This is going to be another one of those posts that upsets some people.
Legislators will think I’m being unfair. The administration will think I’m taking a shot at the Governor. And other observers will say my critique is too harsh.
To each I say: Too bad. Take a step back. I’m trying to be helpful here.
At issue is William Boyland, Jr. I just read the new indictment of the young Assemblyman. It’s truly fascinating. It turns out that the feds ran a sting operation against him. They posed as businessmen and offered sizeable campaign contributions in return for assistance with a development project. And guess what?
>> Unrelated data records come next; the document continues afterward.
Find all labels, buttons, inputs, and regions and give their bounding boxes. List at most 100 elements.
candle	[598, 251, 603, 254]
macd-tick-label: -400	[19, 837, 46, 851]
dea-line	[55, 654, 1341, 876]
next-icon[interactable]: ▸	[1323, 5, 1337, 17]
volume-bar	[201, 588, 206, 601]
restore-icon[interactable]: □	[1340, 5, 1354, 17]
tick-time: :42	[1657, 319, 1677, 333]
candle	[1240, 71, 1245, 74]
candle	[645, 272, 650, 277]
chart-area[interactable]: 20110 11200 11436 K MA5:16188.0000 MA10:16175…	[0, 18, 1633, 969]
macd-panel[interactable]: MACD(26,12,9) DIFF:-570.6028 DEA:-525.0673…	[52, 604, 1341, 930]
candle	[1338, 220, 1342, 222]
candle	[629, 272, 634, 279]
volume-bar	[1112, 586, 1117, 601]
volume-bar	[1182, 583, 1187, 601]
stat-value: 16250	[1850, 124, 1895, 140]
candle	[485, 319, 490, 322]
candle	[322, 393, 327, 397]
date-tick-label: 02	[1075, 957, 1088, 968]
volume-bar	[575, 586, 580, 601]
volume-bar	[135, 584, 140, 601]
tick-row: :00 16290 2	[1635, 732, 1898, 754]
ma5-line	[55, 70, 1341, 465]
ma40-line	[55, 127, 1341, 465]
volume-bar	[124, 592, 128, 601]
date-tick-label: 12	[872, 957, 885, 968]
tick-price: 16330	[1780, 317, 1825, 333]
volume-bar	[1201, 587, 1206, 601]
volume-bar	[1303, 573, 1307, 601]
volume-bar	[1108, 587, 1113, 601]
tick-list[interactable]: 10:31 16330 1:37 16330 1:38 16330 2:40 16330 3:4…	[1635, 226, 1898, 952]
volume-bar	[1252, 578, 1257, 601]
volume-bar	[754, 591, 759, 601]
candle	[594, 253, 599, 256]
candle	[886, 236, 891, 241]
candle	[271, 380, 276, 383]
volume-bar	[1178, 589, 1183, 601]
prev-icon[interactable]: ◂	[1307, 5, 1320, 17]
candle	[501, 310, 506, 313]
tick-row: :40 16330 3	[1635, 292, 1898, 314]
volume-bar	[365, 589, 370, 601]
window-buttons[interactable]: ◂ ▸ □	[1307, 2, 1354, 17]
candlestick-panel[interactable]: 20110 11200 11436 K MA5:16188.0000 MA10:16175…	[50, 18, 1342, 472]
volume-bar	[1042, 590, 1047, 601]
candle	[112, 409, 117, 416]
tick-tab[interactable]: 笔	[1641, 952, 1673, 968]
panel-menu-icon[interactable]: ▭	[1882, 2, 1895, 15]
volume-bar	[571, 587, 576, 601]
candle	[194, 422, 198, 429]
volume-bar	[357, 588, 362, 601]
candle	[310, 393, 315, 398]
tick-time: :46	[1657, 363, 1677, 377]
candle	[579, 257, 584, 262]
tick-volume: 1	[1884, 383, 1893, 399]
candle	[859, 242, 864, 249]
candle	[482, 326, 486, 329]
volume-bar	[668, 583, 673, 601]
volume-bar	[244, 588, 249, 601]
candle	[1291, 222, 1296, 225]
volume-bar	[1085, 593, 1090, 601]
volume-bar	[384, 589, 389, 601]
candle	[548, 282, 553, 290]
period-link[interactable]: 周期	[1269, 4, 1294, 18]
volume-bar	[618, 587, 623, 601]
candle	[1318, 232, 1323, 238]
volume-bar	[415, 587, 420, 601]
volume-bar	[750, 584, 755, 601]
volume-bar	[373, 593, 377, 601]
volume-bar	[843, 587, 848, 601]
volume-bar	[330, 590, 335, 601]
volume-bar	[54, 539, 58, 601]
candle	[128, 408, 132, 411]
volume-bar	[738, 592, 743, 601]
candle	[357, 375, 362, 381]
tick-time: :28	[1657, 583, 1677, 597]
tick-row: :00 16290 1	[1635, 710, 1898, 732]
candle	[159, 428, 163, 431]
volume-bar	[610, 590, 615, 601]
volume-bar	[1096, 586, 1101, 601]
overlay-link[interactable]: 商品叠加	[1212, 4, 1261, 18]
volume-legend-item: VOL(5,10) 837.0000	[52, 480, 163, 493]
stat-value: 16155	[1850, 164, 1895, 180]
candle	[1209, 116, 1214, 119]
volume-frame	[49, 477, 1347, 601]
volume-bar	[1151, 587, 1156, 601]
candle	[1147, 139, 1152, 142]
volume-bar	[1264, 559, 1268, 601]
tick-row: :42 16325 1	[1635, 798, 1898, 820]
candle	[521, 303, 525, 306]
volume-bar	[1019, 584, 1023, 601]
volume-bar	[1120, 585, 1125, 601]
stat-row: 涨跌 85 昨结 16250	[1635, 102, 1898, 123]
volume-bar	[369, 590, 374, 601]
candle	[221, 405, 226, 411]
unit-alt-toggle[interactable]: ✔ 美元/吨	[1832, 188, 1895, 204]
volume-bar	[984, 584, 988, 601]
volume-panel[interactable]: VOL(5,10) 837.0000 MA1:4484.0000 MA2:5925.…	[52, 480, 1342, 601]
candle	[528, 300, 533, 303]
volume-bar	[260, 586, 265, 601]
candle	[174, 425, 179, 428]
Boyland and his staff were only too eager to help.
Is anyone surprised by this scenario?
Now comes the part that will offend the lawmakers: If the same sting operation had been run against all 211 New York state lawmakers (and who is to say that it’s not), what do you think the results would be? How many lawmakers would take the bait? Be honest now.
Do you think a quarter of the lawmakers would do it. Half? More, perhaps?
I actually believe the majority of lawmakers could easily fallen prey to this sting. No, I’m not saying that they are all evil people. What I am saying is that there is a culture in Albany that perpetuates this sort of thing. And I’m also saying that the failure of state leaders to set up an aggressive independent ethics panel only worsens the problem.
Why? Because when Andrew Cuomo was elected, ethical transgressions did not suddenly cease. In fact, violations of varying severity are occurring every single day and no one, except the Feds, seems to care.
Once again, I make the point that not having a functioning ethics panel is an outrage. And it’s the state legislature itself that should be most upset about this situation. The feds are only filling the ethical vacuum. By failing to constitute a proper investigatory panel in New York, lawmakers have invited this level of federal scrutiny.
In fact, I’ll bet the Feds are salivating. They read the papers. Boyland is just one type of problem; there are many more categories of abuse.
For example, lawmakers are also abusing the “per diem” system. Does anybody doubt that? (BTW, where is DiNapoli or Schneiderman on per diem abuse. Either one could investigate.)
Another abuse involves “bundling.” John Liu is the current poster child for this problem, but it also has been linked to City Council member (and former top Cuomo operative) Bill DiBlasio.
Do the mental exercise again. What if all 211 lawmakers were scrutinized for their per diem claims and bundling practices? How many of the lawmakers would have issues?
It’s not often you can bet on a sure thing.